The second is the Bridge School, a charitable institution that deals with youth who are afflicted with severe disabilities. Young helped organize the school in 1986 and has sponsored annual benefit concerts for the school.
Neil Young has a very personal connection to the Bridge School. Of his three children, two have cerebral palsy and the third has epilepsy (Young himself suffers from epilepsy). He also was afflicted with polio in 1951, shortly before a cure for the disease was discovered.

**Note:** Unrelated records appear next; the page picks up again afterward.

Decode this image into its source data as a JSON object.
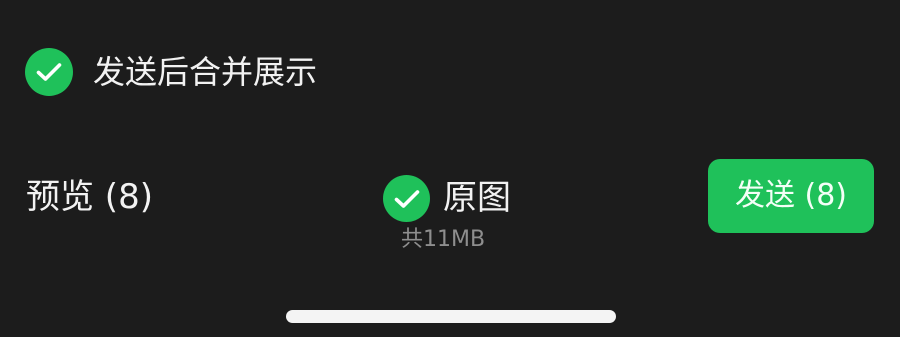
{
  "options": {
    "merge_display": {
      "label": "发送后合并展示",
      "checked": true,
      "icon": "check-circle-icon"
    }
  },
  "footer": {
    "preview_label": "预览 (8)",
    "original": {
      "label": "原图",
      "checked": true,
      "icon": "check-circle-icon",
      "size_text": "共11MB"
    },
    "send_label": "发送 (8)"
  },
  "colors": {
    "accent": "#1fc15a",
    "background": "#1c1c1c",
    "text": "#f2f2f2",
    "secondary_text": "#8e8e8e"
  }
}
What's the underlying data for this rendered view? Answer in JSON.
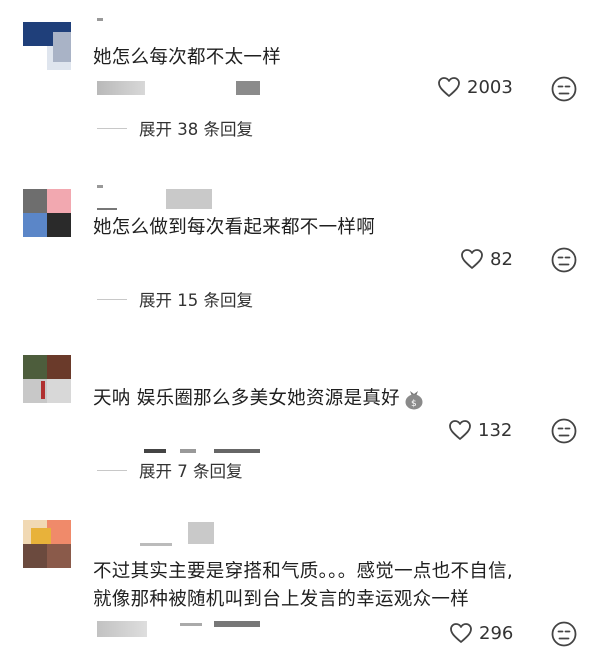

Young’s annual concerts have raised a great deal of money for the Bridge School, and his public and financial support for the school has been noteworthy.
For his contributions to rock music, Neil Young has been inducted into the Rock and Roll Hall of Fame twice, initially as a solo artist in 1995 for his singing and songwriting, and then as a member of Buffalo Springfield in 1997.
Despite his seminal contributions to rock music, Neil Young can be exceptionally difficult to deal with. However, it is impossible to ignore Neil Young’s brilliance. We have to admire his ability to move from acoustic folk to hard-rock to punk to grunge, and to marvel at a level of productivity that would fill an iPod with Neil Young songs. Long may you run, Neil.